Глава 33



Оставшись у себя в кабинете, я предался размышлениям о Зайне Ратерфорд, рожденной в холоде враждебности и неприятия, а затем, уже вскоре, оказавшейся в положении отлученной. Можно было лишь представить ее детство. Каким-то образом она уцелела и переехала в Лос-Анджелес, чтобы начать новую жизнь, но та оказалась к ней немилостива, и Зайна, как ни барахталась, потерпела неудачу. В то время как ее старшая сестра, ни в чем себе не отказывая, жила и красовалась в Малибу, в Беверли-Хиллс, в Бель-Эйр.


Сестра, презиравшая ее настолько, чтобы погубить?


Затем Зельда, принявшая смерть от рук той же женщины.


Сломленная мать, сломленная дочь?


И вот теперь следующее поколение – сын, которого я никак не мог найти.


Знание о том, что случилось с Овидием, ощущалось чем-то далеким, вне фокуса и досягаемости; одной из тех движущихся целей, которые бесконечно и безуспешно преследуешь в снах с тревожным пробуждением.


А потом мне подумалось вот о чем. Опять о деле Урсулы Кори. Бракоразводный адвокат ее мужа Эрл Коэн – восьмидесятилетний старик с Беверли-Хиллс – нарушил конфиденциальность и тем самым помог раскрыть дело, объясняя этический провал праведным деянием смертельно больного доходяги.


Хилого и хрупкого, кожа да кости. «Мне отпущены месяцы, а не годы».


Прошел год. Это можно вычеркнуть.


Я еще немного посидел, отыскал у себя в книге номер Коэна и уже собирался его набрать, когда со мной связалась моя служба со срочным сообщением от Джудит Марс.


Я позвонил в голливудский приют «Светлое утро».


– Приветствую, доктор, – сказала в трубку Джудит. – У нас сейчас здесь Чет Бретт; говорит, что не возражает побеседовать о Зельде Чейз. Но вы же знаете, это может перемениться в любую секунду. Вы где-то рядом?


– В сорока минутах езды. Уже мчусь.


– Вау, – сказала она. – Постараюсь его удержать. Он всегда голодный – может, угощенье поможет… Только вы постарайтесь уложиться в сорок.

* * *


Я уложился в тридцать четыре. Джуди за столом работала над своим ноутбуком. В задней части вестибюля сидели в креслах двое пустоглазых мужчин, но полутораметровым норвежцем ни один из них явно не был.

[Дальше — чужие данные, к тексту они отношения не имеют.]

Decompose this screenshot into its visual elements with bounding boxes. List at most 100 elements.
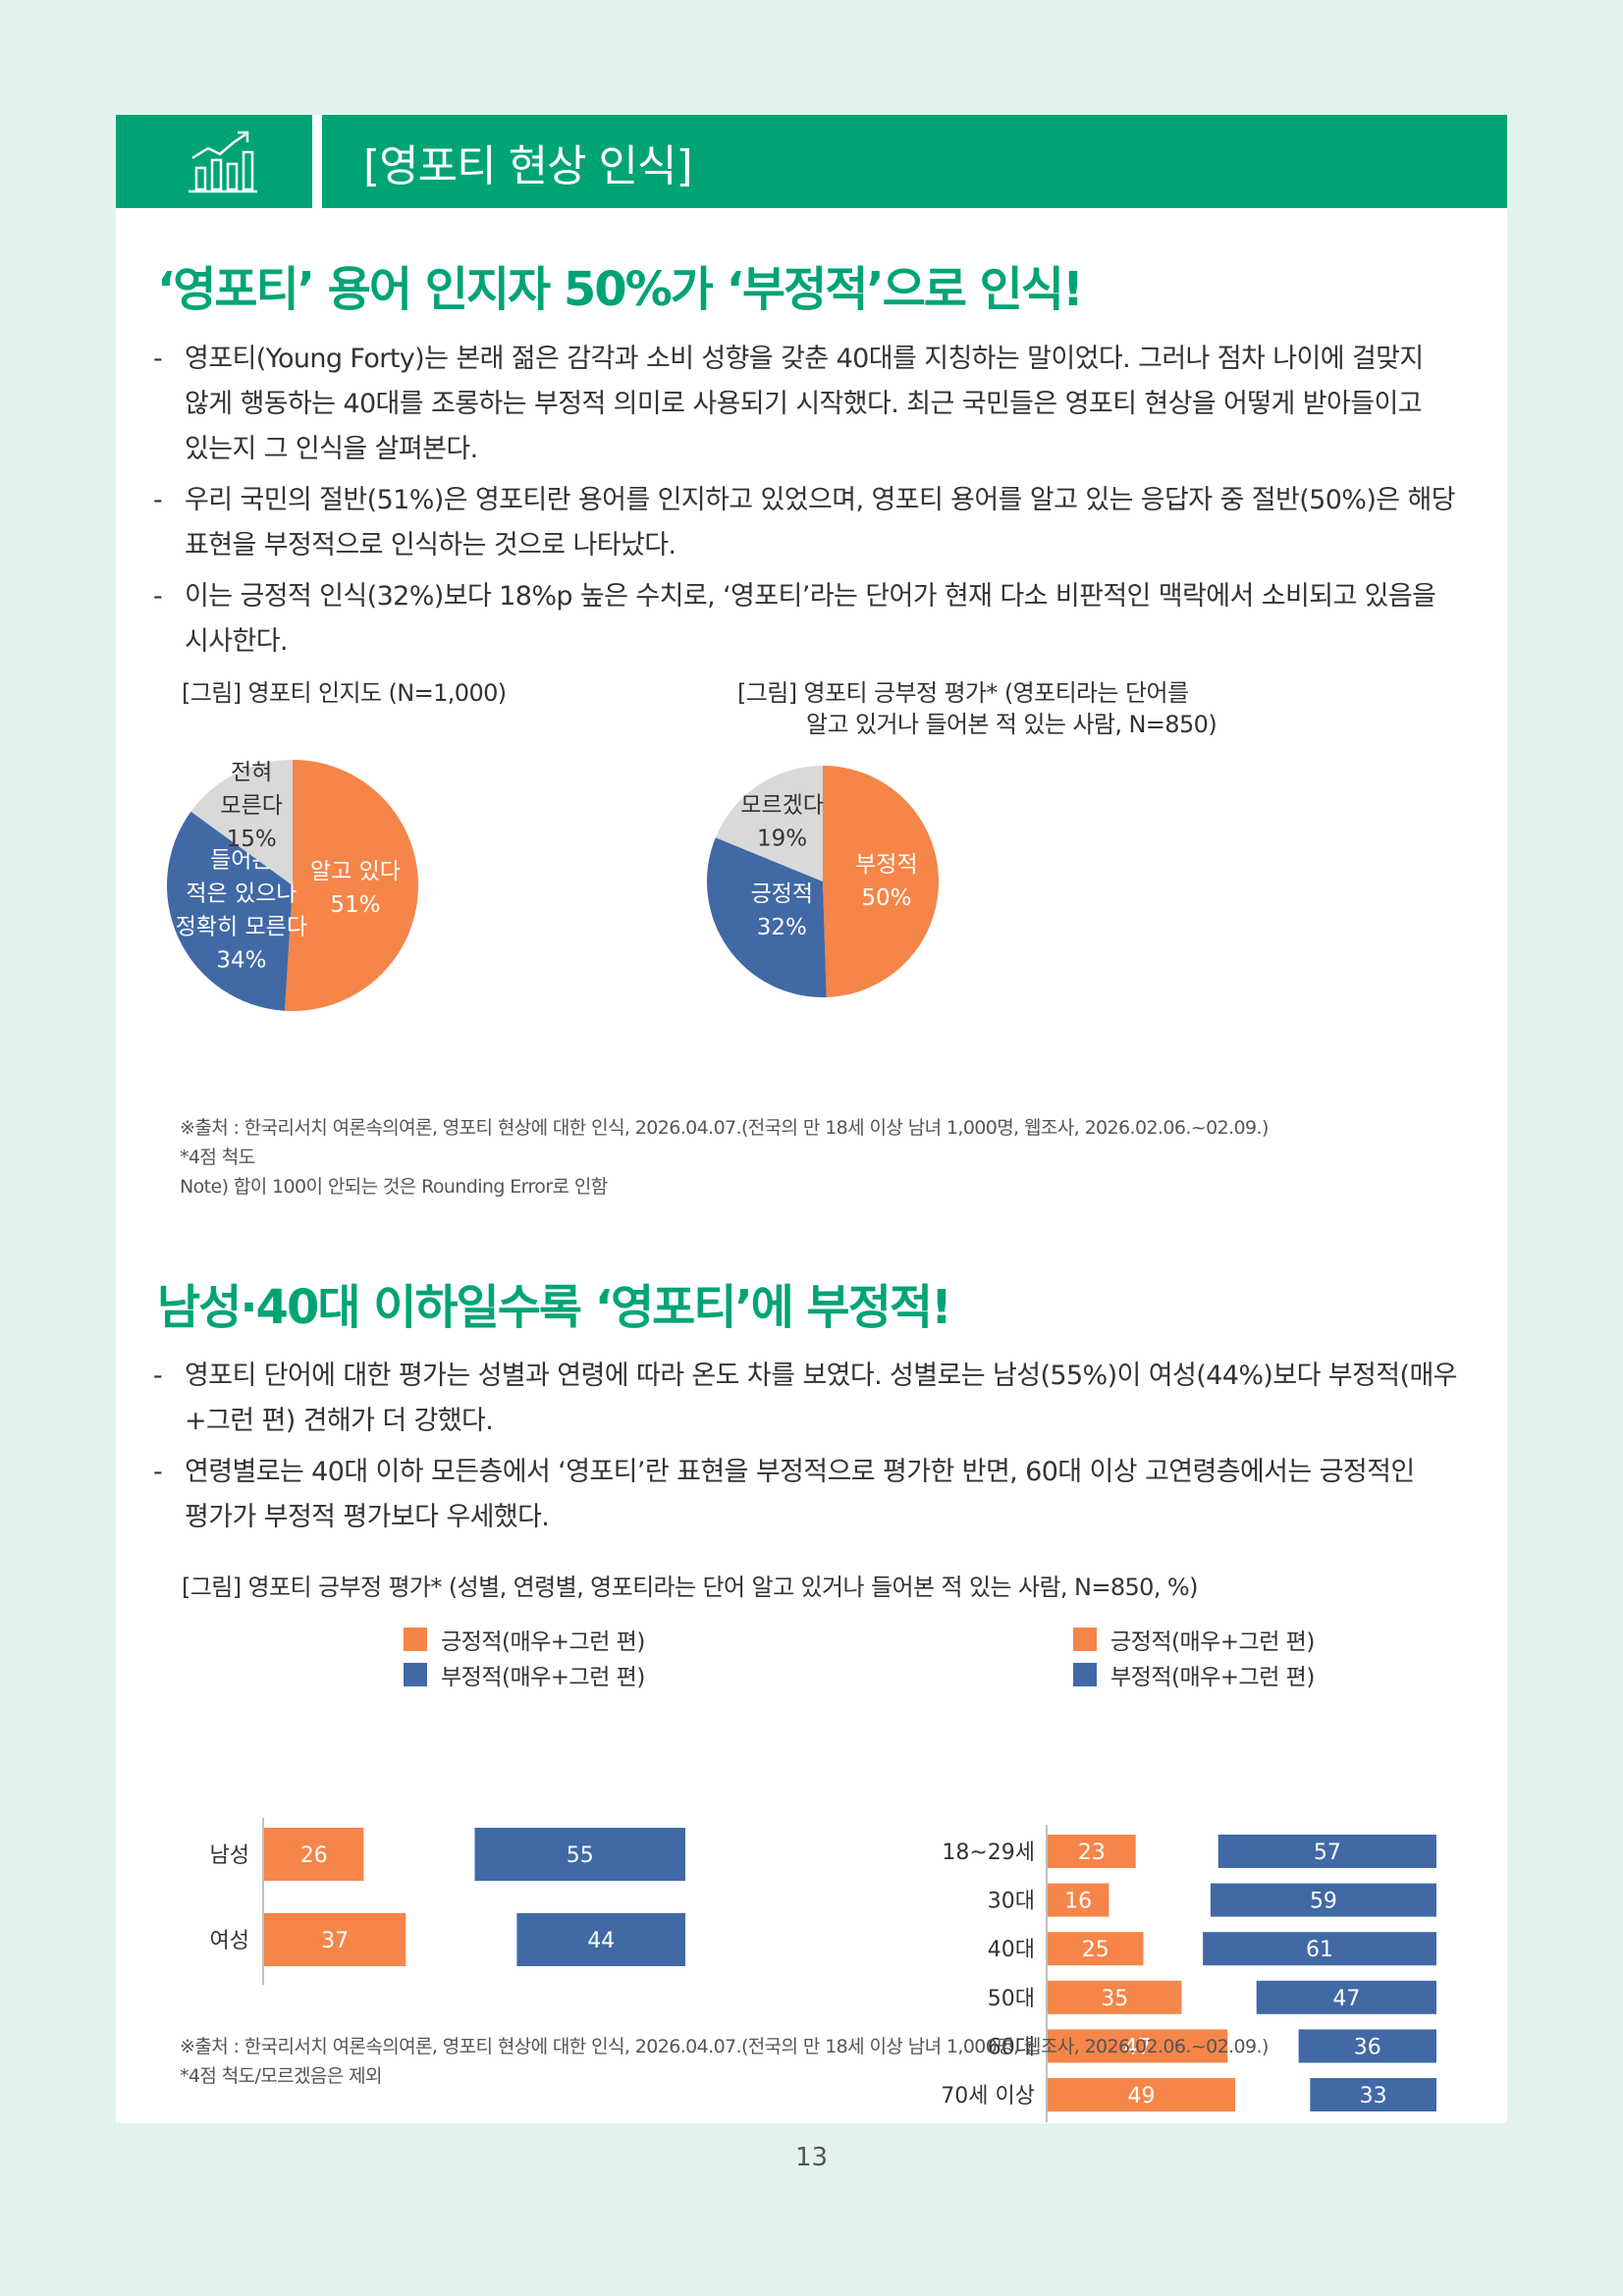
- bar-chart-gender: 남성 26 55 여성 37 44: [210, 1818, 685, 1985]
- bar-positive-value: 23: [1078, 1841, 1106, 1865]
- pie-slice-label: 51%: [330, 892, 380, 918]
- pie-slice: [707, 837, 827, 997]
- pie-slice-label: 부정적: [855, 852, 917, 878]
- bar-negative-value: 59: [1310, 1890, 1337, 1914]
- pie-chart-evaluation: 부정적 50% 긍정적 32% 모르겠다 19%: [707, 766, 940, 997]
- bar-positive-value: 49: [1128, 2084, 1156, 2109]
- bar-positive: [264, 1828, 364, 1881]
- bar-negative: [1217, 1835, 1436, 1868]
- bar-positive-value: 35: [1101, 1987, 1128, 2011]
- section1-rounding-note: Note) 합이 100이 안되는 것은 Rounding Error로 인함: [180, 1176, 608, 1198]
- section1-bullet-2: 우리 국민의 절반(51%)은 영포티란 용어를 인지하고 있었으며, 영포티 …: [153, 478, 1474, 568]
- category-label: 40대: [988, 1938, 1035, 1962]
- pie-slice-label: 모른다: [220, 793, 282, 819]
- bar-positive: [1048, 1980, 1182, 2014]
- bar-positive-value: 25: [1082, 1938, 1109, 1962]
- header-bar: [영포티 현상 인식]: [322, 115, 1507, 208]
- pie-slice-label: 50%: [861, 885, 911, 911]
- legend-swatch-negative: [1073, 1663, 1097, 1686]
- bar-positive-value: 26: [300, 1843, 328, 1868]
- category-label: 여성: [210, 1929, 249, 1953]
- section1-bullets: 영포티(Young Forty)는 본래 젊은 감각과 소비 성향을 갖춘 40…: [153, 337, 1474, 665]
- pie-slice-label: 전혀: [231, 760, 272, 785]
- bar-negative-value: 33: [1360, 2084, 1387, 2109]
- header-icon-box: [116, 115, 312, 208]
- figure2-caption-line2: 알고 있거나 들어본 적 있는 사람, N=850): [806, 711, 1217, 738]
- section1-source-note: ※출처 : 한국리서치 여론속의여론, 영포티 현상에 대한 인식, 2026.…: [180, 1117, 1269, 1139]
- pie-slice-label: 15%: [227, 827, 277, 852]
- pie-slice: [715, 766, 823, 881]
- legend-item-positive: 긍정적(매우+그런 편): [1073, 1622, 1315, 1657]
- category-label: 30대: [988, 1890, 1035, 1914]
- category-label: 60대: [988, 2035, 1035, 2059]
- section-header: [영포티 현상 인식]: [116, 115, 1507, 208]
- pie-slice-label: 알고 있다: [310, 859, 401, 884]
- category-label: 50대: [988, 1987, 1035, 2011]
- pie-slice: [284, 760, 418, 1011]
- pie-slice-label: 34%: [216, 948, 266, 974]
- figure2-caption-line1: [그림] 영포티 긍부정 평가* (영포티라는 단어를: [737, 679, 1189, 707]
- pie-slice: [823, 766, 940, 997]
- bar-positive: [1048, 1835, 1136, 1868]
- figure3-caption: [그림] 영포티 긍부정 평가* (성별, 연령별, 영포티라는 단어 알고 있…: [182, 1574, 1198, 1601]
- bar-negative-value: 61: [1306, 1938, 1333, 1962]
- bar-positive-value: 37: [321, 1929, 349, 1953]
- section1-bullet-3: 이는 긍정적 인식(32%)보다 18%p 높은 수치로, ‘영포티’라는 단어…: [153, 574, 1474, 665]
- pie-slice: [190, 760, 293, 885]
- legend-item-negative: 부정적(매우+그런 편): [1073, 1657, 1315, 1692]
- bar-chart-age: 18~29세 23 57 30대 16 59 40대 25 61 50대 35 47 60대 47 36 70…: [941, 1825, 1436, 2122]
- pie-slice-label: 정확히 모른다: [176, 915, 307, 940]
- bar-positive: [1048, 2078, 1236, 2111]
- bar-negative: [1310, 2078, 1436, 2111]
- legend-item-positive: 긍정적(매우+그런 편): [404, 1622, 645, 1657]
- header-title: [영포티 현상 인식]: [363, 141, 693, 191]
- bar-negative-value: 47: [1332, 1987, 1360, 2011]
- report-page: [영포티 현상 인식] ‘영포티’ 용어 인지자 50%가 ‘부정적’으로 인식…: [116, 115, 1507, 2123]
- section2-bullet-2: 연령별로는 40대 이하 모든층에서 ‘영포티’란 표현을 부정적으로 평가한 …: [153, 1450, 1474, 1540]
- bar-negative-value: 57: [1314, 1841, 1341, 1865]
- bar-negative: [516, 1913, 685, 1966]
- section1-scale-note: *4점 척도: [180, 1147, 255, 1168]
- pie-slice-label: 적은 있으나: [186, 881, 297, 907]
- figure1-caption: [그림] 영포티 인지도 (N=1,000): [182, 679, 507, 707]
- legend-swatch-positive: [404, 1628, 427, 1651]
- bar-negative: [1210, 1883, 1436, 1917]
- legend-label-positive: 긍정적(매우+그런 편): [1110, 1629, 1315, 1655]
- pie-slice-label: 19%: [757, 826, 807, 851]
- bar-negative-value: 44: [587, 1929, 615, 1953]
- bar-positive: [1048, 2029, 1228, 2063]
- category-label: 18~29세: [942, 1841, 1035, 1865]
- section1-bullet-1: 영포티(Young Forty)는 본래 젊은 감각과 소비 성향을 갖춘 40…: [153, 337, 1474, 472]
- legend-label-positive: 긍정적(매우+그런 편): [441, 1629, 645, 1655]
- pie-slice-label: 모르겠다: [740, 792, 824, 818]
- bar-negative-value: 55: [567, 1843, 594, 1868]
- gender-chart-legend: 긍정적(매우+그런 편) 부정적(매우+그런 편): [404, 1622, 645, 1692]
- age-chart-legend: 긍정적(매우+그런 편) 부정적(매우+그런 편): [1073, 1622, 1315, 1692]
- category-label: 남성: [210, 1843, 249, 1868]
- legend-swatch-positive: [1073, 1628, 1097, 1651]
- page-number: 13: [794, 2143, 829, 2172]
- section2-bullet-1: 영포티 단어에 대한 평가는 성별과 연령에 따라 온도 차를 보였다. 성별로…: [153, 1354, 1474, 1444]
- bar-negative: [474, 1828, 685, 1881]
- bar-negative: [1298, 2029, 1436, 2063]
- section2-bullets: 영포티 단어에 대한 평가는 성별과 연령에 따라 온도 차를 보였다. 성별로…: [153, 1354, 1474, 1540]
- legend-item-negative: 부정적(매우+그런 편): [404, 1657, 645, 1692]
- bar-chart-growth-icon: [189, 131, 257, 193]
- bar-positive-value: 16: [1064, 1890, 1092, 1914]
- section2-title: 남성·40대 이하일수록 ‘영포티’에 부정적!: [157, 1280, 952, 1335]
- pie-slice: [167, 811, 293, 1011]
- bar-negative: [1203, 1932, 1436, 1966]
- bar-negative-value: 36: [1354, 2035, 1381, 2059]
- category-label: 70세 이상: [941, 2084, 1035, 2109]
- bar-negative: [1256, 1980, 1436, 2014]
- bar-positive: [1048, 1883, 1109, 1917]
- section2-source-note: ※출처 : 한국리서치 여론속의여론, 영포티 현상에 대한 인식, 2026.…: [180, 2036, 1269, 2057]
- bar-positive: [1048, 1932, 1144, 1966]
- legend-swatch-negative: [404, 1663, 427, 1686]
- section1-title: ‘영포티’ 용어 인지자 50%가 ‘부정적’으로 인식!: [157, 262, 1084, 317]
- bar-positive-value: 47: [1124, 2035, 1152, 2059]
- bar-positive: [264, 1913, 406, 1966]
- pie-slice-label: 32%: [757, 915, 807, 940]
- legend-label-negative: 부정적(매우+그런 편): [441, 1665, 645, 1690]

При виде меня Джудит развела руками:


– Вы уж извините, но внутри он не остался. Вернулся к своей машине. Пять минут назад был еще там, на парковке. – Она указала в восточном направлении. – Приближаться лучше медленно, чтобы не всполошить его. Вашего имени он может не помнить.


Я поспешил наружу. Машина стояла на виду, но я намеренно прошел мимо. Горохово-зеленый «Плимут» был по возрасту не моложе моей «Севильи», только гораздо менее ухожен. Задний отсек по самую крышу забит сложенной одеждой и картонными коробушками. На водительском сиденье сидел мужчина. В каждой руке он держал по половинке «Орео»[45] и увлеченно слизывал с них крем. Я медленно тронулся вперед.


Несмотря на теплый день, окна машины были закрыты. Я приблизился к переднему пассажирскому окну, выжидая, повернется ли он в мою сторону. Когда он этого не сделал, я тихонько постучал по стеклу. В этот момент мужчина убрал обратно в рот загнутый язык, а затем повторно высунул его и плотоядно лизнул печенюшку. Чтобы привлечь внимание, я помахал рукой. Лишь когда постучал по стеклу еще раз, мужчина повернулся и изучил меня взглядом.


На вид бездомный был без возраста (можно дать любой, от пятидесяти до восьмидесяти); усохшая головенка с волосами, напоминающими паклю. Желтая фуфайка «Лейкерс»[46] не по размеру велика; из-под нее выглядывают лиловые мешковатые треники.


Насчет его карликового роста я был в курсе, но он сидел на водительском сиденье и смотрелся вполне нормально.


Продолжая нализывать печенюшку, он неотрывно на меня таращился.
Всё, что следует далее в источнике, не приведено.